Anupam Mittal and Namita Thapar, in particular, criticised what they saw as inflated or confused figures and warned against “gadbad se paise kamana” — making money through irregular practices. No deal was offered and Ezo left the tank without funding.

The episode triggered an online debate about founder transparency, accounting discipline and the line between aggressive marketing and misrepresentation.

Subsequent commentary on LinkedIn and start-up blogs has tried to place this in context, highlighting the impact of Ezo’s tools on digitising small merchants and noting that, even without a deal, the brand benefited from national exposure and continued to grow.

Outside television, Kate has leaned into the role of public educator and storyteller.

He has appeared on Josh Talks and business podcasts under titles such as “2 saal mein 300 crore ka business”, which stress ambitious scaling goals and his journey from small hustles to tech entrepreneurship.

Ezo Books runs the #DhandeKiBaat content series, where Kate and guests discuss sales psychology, customer behaviour, pricing and day-to-day tactics for retailers.

He is a regular speaker at start-up events and summits, including the Central India Startup Summit in Bhopal, where he is positioned as a mentor on sales growth and go-to-market strategies for SaaS and SME-focused technology.

The narrative he pushes is consistent: India’s “real economy”, he argues, lies with small shopkeepers, and building products for them requires going into the market, speaking their language and designing technology that fits their realities rather than forcing corporate software into kirana stores.

As of late 2025, Ezo Books continues to operate from Navi Mumbai, selling billing machines and app subscriptions nationwide through its own Shopify-based store.

The product suite has expanded to include AI-driven marketing tools, but the core remains multi-language, low-friction billing and GST compliance.

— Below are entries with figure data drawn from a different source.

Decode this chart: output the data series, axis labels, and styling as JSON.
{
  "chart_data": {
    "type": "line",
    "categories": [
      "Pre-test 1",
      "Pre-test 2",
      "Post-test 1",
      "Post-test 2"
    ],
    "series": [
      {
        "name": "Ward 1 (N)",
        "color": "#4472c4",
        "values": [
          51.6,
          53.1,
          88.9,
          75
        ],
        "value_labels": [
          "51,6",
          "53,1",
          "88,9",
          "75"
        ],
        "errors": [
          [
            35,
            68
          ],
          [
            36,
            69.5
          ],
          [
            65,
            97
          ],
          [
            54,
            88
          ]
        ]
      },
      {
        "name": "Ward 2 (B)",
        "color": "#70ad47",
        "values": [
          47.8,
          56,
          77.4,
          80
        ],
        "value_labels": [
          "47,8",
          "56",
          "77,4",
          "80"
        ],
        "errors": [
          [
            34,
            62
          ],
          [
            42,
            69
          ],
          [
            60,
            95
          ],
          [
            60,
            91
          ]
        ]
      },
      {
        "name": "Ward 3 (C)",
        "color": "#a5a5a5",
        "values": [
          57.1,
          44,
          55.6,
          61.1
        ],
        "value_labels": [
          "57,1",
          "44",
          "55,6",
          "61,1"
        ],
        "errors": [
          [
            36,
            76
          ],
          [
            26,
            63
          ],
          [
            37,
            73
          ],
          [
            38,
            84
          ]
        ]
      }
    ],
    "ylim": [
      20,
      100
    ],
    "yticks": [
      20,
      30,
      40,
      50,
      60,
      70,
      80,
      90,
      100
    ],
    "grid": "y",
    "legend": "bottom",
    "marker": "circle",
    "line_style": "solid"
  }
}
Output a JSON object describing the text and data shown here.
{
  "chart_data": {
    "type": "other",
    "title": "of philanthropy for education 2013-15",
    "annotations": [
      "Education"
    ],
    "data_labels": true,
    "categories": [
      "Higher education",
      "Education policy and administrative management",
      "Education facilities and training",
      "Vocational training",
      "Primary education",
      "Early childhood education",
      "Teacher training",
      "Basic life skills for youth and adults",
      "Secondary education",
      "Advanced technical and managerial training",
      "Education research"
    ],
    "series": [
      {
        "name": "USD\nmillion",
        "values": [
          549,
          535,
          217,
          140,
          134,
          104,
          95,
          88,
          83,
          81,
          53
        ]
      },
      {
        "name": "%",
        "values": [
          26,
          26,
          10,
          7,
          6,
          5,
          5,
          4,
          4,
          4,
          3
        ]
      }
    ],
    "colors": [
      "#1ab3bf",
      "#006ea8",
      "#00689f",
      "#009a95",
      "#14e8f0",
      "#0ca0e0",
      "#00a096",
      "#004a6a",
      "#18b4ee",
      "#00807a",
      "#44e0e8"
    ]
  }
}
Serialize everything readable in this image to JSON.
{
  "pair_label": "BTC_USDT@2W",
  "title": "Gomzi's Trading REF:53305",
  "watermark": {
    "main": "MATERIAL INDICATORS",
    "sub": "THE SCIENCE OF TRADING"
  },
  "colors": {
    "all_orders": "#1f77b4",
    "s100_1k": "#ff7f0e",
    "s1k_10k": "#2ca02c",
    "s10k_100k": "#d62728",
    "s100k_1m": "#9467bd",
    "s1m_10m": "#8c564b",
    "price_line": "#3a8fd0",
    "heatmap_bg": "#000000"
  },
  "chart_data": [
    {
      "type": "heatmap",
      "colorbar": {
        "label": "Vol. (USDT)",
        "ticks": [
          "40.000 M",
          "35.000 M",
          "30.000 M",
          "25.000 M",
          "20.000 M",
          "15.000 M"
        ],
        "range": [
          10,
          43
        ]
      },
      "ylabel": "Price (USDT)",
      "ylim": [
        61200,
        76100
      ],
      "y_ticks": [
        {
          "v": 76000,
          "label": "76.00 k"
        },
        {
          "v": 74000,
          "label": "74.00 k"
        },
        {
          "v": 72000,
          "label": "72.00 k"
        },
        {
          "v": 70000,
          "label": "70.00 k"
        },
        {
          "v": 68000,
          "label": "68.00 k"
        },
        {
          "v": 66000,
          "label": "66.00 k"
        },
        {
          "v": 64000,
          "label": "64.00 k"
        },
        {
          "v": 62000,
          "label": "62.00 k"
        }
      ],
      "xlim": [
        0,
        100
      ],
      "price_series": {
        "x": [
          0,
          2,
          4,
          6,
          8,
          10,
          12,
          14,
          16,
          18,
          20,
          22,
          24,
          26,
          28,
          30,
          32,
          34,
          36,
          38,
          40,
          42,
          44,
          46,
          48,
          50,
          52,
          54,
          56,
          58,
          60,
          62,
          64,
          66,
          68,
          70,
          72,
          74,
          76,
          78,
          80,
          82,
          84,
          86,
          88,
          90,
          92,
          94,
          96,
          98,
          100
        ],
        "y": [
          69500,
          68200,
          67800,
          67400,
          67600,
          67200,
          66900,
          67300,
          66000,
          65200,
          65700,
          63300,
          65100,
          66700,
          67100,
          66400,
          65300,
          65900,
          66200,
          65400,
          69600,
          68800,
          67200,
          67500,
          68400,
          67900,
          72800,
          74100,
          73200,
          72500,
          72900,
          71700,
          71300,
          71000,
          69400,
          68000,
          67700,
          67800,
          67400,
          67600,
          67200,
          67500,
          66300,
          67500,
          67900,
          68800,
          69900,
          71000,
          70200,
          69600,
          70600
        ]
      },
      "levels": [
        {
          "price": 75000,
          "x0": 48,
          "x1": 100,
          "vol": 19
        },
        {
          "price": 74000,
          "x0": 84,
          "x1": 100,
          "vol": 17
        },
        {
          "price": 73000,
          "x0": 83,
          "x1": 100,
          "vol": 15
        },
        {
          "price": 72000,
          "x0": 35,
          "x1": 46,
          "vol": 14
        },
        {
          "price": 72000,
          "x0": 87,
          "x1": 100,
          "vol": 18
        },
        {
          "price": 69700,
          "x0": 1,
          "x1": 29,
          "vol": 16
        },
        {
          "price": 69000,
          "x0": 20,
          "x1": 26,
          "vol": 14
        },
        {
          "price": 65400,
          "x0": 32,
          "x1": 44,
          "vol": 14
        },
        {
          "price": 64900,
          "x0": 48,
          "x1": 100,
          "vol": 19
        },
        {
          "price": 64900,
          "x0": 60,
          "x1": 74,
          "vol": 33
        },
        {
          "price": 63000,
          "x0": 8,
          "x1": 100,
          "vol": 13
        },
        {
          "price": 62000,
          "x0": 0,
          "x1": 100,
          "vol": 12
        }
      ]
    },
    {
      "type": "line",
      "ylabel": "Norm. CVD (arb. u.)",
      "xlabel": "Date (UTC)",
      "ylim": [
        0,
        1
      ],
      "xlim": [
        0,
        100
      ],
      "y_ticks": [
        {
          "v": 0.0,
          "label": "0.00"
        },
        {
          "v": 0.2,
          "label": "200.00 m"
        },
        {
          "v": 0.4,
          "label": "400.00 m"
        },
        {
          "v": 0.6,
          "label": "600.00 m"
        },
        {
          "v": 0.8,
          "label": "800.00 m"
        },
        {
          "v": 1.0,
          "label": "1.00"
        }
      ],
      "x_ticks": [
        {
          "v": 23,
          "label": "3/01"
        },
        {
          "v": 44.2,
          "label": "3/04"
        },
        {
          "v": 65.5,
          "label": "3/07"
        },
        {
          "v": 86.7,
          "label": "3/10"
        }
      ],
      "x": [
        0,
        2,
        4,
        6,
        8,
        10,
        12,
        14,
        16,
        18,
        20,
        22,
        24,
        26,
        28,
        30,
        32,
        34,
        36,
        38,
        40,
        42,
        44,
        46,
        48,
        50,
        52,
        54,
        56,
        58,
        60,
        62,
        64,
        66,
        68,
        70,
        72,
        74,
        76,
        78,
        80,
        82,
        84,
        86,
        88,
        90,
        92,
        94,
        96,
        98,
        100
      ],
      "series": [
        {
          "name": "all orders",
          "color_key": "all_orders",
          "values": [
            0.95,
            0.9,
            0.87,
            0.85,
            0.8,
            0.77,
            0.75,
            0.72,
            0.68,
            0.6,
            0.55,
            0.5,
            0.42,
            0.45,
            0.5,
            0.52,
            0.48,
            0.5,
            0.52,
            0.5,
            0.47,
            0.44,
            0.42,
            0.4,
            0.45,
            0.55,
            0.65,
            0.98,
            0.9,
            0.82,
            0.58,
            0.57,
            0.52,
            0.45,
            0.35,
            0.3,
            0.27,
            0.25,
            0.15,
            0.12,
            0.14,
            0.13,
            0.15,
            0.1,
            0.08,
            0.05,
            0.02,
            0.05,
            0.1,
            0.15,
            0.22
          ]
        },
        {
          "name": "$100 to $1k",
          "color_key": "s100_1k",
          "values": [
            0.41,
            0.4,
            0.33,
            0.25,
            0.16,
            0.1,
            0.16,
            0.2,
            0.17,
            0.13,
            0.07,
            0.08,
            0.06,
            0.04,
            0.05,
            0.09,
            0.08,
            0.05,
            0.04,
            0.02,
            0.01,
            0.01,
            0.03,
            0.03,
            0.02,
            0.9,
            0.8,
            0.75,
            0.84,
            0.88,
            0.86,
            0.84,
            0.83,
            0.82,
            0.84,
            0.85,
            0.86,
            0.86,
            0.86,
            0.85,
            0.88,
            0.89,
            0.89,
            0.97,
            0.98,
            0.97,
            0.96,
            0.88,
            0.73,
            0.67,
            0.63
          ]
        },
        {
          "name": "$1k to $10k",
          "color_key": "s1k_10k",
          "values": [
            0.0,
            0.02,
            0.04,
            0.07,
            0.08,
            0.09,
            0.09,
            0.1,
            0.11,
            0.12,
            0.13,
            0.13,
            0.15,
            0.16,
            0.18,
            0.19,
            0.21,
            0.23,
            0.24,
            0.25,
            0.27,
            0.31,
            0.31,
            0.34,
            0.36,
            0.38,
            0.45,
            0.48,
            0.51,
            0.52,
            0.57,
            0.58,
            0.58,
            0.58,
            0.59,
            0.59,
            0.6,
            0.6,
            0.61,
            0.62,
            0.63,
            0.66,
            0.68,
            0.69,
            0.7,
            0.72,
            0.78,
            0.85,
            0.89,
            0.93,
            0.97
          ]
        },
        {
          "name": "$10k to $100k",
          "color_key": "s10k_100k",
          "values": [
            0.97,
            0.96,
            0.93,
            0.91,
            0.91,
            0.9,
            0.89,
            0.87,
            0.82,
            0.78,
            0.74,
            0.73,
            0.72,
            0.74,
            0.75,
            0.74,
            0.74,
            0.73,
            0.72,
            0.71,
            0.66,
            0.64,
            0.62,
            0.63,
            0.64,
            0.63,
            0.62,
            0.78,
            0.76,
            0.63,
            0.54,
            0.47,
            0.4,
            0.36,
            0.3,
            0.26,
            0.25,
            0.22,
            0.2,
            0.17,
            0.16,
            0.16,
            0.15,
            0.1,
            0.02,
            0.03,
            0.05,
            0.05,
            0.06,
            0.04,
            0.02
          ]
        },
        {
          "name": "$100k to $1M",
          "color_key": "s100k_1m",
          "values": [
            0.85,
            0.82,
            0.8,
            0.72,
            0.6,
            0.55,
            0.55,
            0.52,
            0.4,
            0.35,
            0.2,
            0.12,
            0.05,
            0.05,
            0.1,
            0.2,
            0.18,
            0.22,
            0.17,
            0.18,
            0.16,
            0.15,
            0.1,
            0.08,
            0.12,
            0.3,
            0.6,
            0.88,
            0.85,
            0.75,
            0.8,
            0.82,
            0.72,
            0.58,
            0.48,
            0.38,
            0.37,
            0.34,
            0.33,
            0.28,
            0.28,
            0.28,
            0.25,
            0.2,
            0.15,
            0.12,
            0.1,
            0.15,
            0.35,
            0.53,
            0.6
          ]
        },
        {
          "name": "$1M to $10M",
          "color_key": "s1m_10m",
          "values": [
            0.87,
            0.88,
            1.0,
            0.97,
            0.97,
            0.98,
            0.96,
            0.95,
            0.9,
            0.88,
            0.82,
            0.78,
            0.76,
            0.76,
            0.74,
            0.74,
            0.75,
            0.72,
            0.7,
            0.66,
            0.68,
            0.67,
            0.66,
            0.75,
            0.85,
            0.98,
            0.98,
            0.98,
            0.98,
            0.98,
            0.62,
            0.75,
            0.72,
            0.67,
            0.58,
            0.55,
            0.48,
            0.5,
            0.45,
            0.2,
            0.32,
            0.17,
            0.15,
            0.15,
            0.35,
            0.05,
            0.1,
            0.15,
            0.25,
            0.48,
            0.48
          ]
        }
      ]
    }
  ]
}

Investor trackers list Ezobooks as a billing SaaS and SME-tech company, with Kate as one of the named founders.

Between his Shark Tank appearance, rapid revenue growth, public speaking and educational content, Gaurav Kate today sits at the intersection of SME fintech and SaaS, retail digitisation in India’s smaller cities, and a very public conversation about growth, ethics and transparency in the country’s start-up ecosystem.